Major redesign considered at I-75/24 split
CHATTANOOGA (WRCB) - Major changes could be ahead for Chattanooga's interstate system. TDOT is eyeing a multi-million dollar redesign of 75-24 split in hopes of increasing safety and cutting down on traffic delays.
Frequent accidents and backups mixed with a lack of exits, are all part of the problem. TDOT studied the entire I-75 corridor from Georgia to Kentucky and Chattanooga's 75-24 split is on the priority list.
You see it all the time at the 75-24 split. Like Monday afternoon and again in the evening, one car wrecks, slides or stalls and backs traffic up for miles.
"I've always thought they should do something," truck driver, Randy Dunn says.
Dunn says he's witnessed countless crashes here, many involving big-rigs like his, and says he knows first hand why.
"Your front end pushes and causes jack-knifing and you really have to slow down, really slow down, and bring your speed down under the posted speed limit because you can't do it with a truck," Dunn says.
The Federal Highway Administration shows the interchange as the second worst bottleneck spot in Tennessee on its map of urban truck corridors.
"It's a very crucial interchange and it's at the junction of two major interstates and it's definitely used by a lot of trucks," TDOT Region II spokesperson, Jennifer Flynn says.
TDOT says it gets frequent calls from truck and car drivers, complaining that it's dangerous and too congested.
"It's usually backed up, and then it will be normal before and then after.

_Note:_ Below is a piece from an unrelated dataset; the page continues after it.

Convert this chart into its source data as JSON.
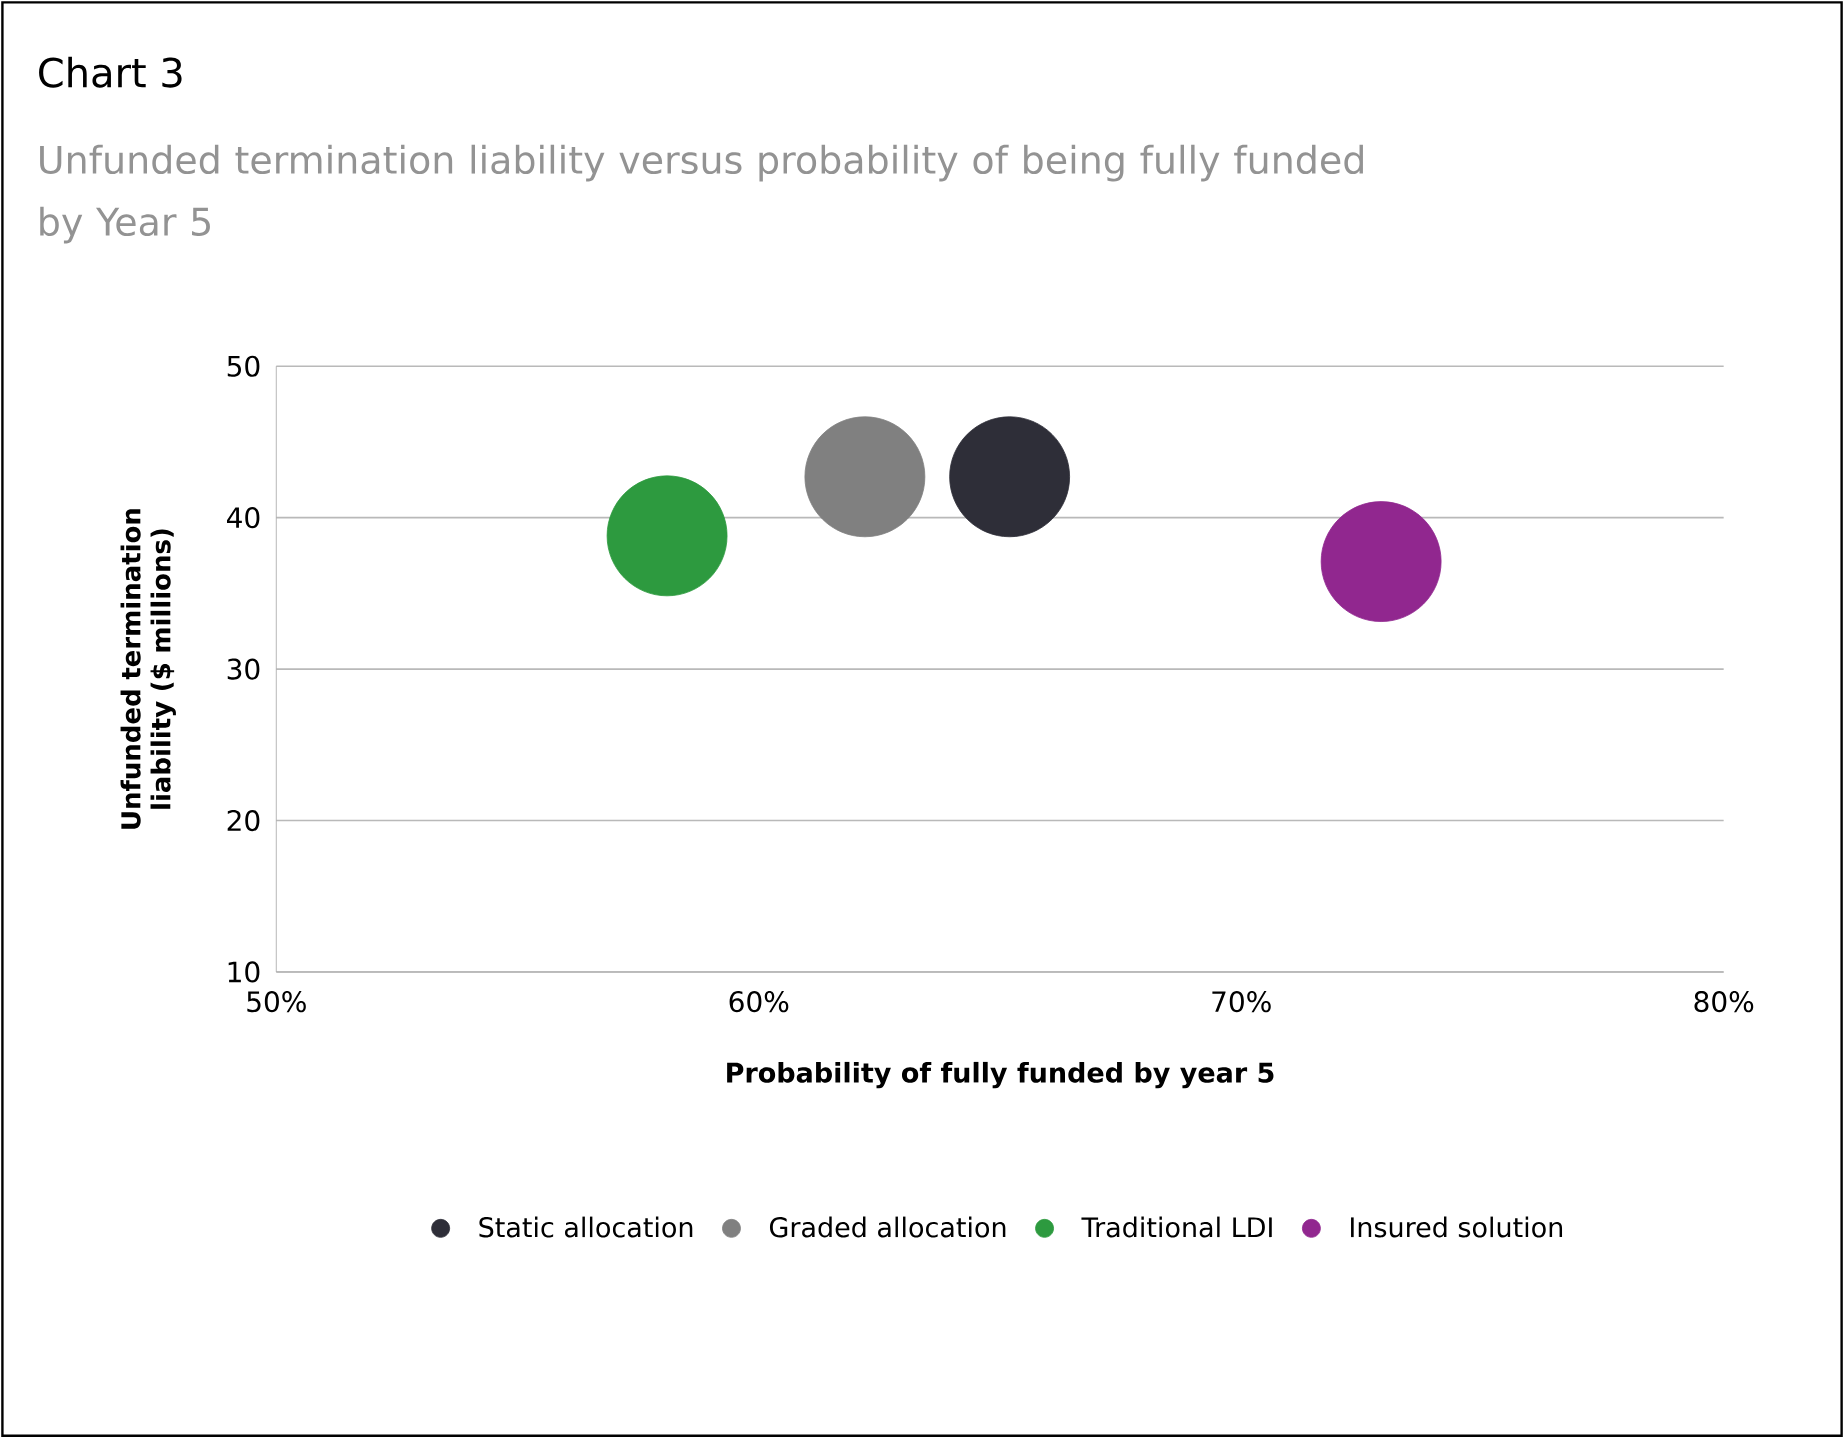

But right at the split is where everything messes up," driver Courtney Pagleno says.
"It makes us late on a lot of jobs, the backup and everything, with that curving," driver, Hursher Thurman says.
"We've remarked it, we've added new signage, we've done what we can for now without a total revamp of the thing," Flynn says.
But now they say, a total revamp might actually happen. State project planners are coming down from Nashville to present findings from their study and ideas to fix it.
The local TDOT office suspects they'll want to add lanes, flatten curves and possibly create more exits.
"We too are concerned with it and want to make sure that it goes forward and things are improved out there," Flynn says.
Several drivers we talked to say they hope plans move forward too for long-term results, but already dread the thought of road construction adding to the congestion in the short-term.
The state project planners will reveal their design for a massive rebuild of the split Wednesday to stockholders.
The local TDOT office says it's in the dark right now over specifics, including a proposed timeline.